Our current plan is to tarp the bus to cover the hatches in the roof, board up the windows somehow, and move the bus into an empty field where no trees can fall on it. Our front hatch has a leak that definitely needs to be covered and, while the windows haven’t been a problem, we don’t trust them to remain watertight under hurricane force wind and rain. I used to have a 1987 El Camino (it was my first car, I was in high school so this would have been the 3 hurricane year) and we parked it out in the same field when the storms hit and it couldn’t take the wind and rain and an amazing amount of water got in the car. It was a pain to dry out and it smelled funky for ages…I’d like to not repeat the same thing with the bus especially given our recent mold issues (stay tuned for that fun adventure). We’ll also be removing any perishable items from the bus and storing them in the house as we won’t have power to the bus out there and we need to do some work on our generator to get it up and running again.
Outside of bus specific stuff, there are a whole bunch of other things that you want to have ready in the event of a hurricane so we’ve provided a checklist below. Not all of these may apply to you but it’s a good starting point for preparing for a storm. The Red Cross also has a checklist here that you can check out as well.
Hurricane Ready Checklist
- Tarps to cover emergency roof hatches
- Material to cover/board bus windows
- Safe place to park the bus away from any trees and away from house/shelter
- Remove food from fridge/freezer and transport to shelter
- Pack away any outdoor furniture, umbrellas, lights, bikes, etc.
- Generator Maintenance
- Non-perishable food- dry goods, canned goods, etc (at least 3 days worth, more if possible)
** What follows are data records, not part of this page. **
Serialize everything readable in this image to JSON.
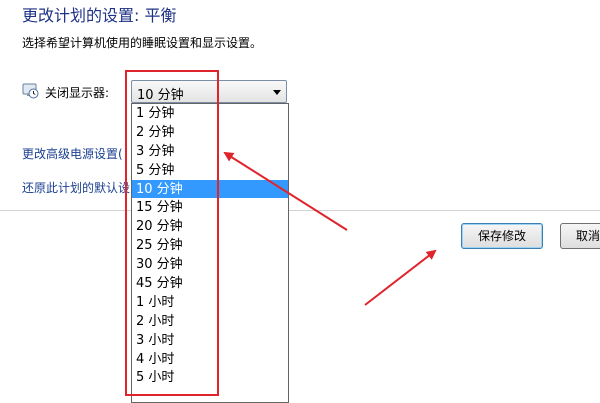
{
  "header": {
    "title": "更改计划的设置: 平衡",
    "description": "选择希望计算机使用的睡眠设置和显示设置。"
  },
  "display_setting": {
    "icon": "monitor-clock-icon",
    "label": "关闭显示器:",
    "selected_value": "10 分钟",
    "options": [
      "1 分钟",
      "2 分钟",
      "3 分钟",
      "5 分钟",
      "10 分钟",
      "15 分钟",
      "20 分钟",
      "25 分钟",
      "30 分钟",
      "45 分钟",
      "1 小时",
      "2 小时",
      "3 小时",
      "4 小时",
      "5 小时"
    ],
    "selected_index": 4
  },
  "links": {
    "advanced": "更改高级电源设置(",
    "restore": "还原此计划的默认设"
  },
  "buttons": {
    "save": "保存修改",
    "cancel": "取消"
  },
  "annotations": {
    "color": "#e0242b"
  }
}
- Gasoline/Diesel – extra and make sure to fill all vehicle tanks up before the storm hits
- Cooking Material- charcoal, propane, isobutene, JetBoil, grill, etc.
- Hurricane Lamps/Candles
- Water- a lot of water, at least 3 days worth but as much as possible
- Baby Supplies- diapers, bottles, formula etc.
- Bathroom Plan (not usually an issue unless you’re on a electricity-powered well system and the power goes out)
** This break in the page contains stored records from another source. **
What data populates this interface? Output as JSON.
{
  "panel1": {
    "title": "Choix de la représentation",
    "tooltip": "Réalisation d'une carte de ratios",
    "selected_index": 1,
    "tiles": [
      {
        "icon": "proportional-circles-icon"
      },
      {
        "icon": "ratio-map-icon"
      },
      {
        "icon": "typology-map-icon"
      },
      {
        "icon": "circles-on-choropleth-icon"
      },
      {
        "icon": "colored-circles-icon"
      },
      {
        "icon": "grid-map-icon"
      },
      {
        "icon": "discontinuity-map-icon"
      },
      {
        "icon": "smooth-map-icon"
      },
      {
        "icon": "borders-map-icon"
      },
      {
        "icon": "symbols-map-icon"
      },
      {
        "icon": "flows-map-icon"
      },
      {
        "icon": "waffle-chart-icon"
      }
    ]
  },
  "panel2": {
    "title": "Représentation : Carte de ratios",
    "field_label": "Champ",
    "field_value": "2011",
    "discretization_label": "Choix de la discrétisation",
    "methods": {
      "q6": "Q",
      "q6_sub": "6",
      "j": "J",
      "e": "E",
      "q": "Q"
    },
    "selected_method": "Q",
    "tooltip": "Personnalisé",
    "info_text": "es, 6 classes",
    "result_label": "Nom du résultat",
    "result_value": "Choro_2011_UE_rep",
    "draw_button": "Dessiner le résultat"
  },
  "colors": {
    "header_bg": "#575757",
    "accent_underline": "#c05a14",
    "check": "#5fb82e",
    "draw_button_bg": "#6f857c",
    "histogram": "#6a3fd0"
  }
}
- Personal Hygiene and Sanitation Supplies- toilet paper, pads, tampons, wet wipes, etc
- Dog/Pet Food and Supplies- make sure collars and tags are on the animal and keep a close eye on them, animals can bolt when very frightened and escape
- Weather Radio- battery or hand crank powered
- Cell Phones and Chargers and Backup Battery chargers (if possible)
- Medical Supplies- medications, hearing aids, batteries, spares, etc
- First Aid Kit
- Clean Clothing
- Copies of Personal Documents Gathered Together
- Family and Emergency Contact Information
- Evacuation Plan- just in case, if an evacuation is ordered and you can get out, GO!!!
Let us know in the comments if you think we missed something!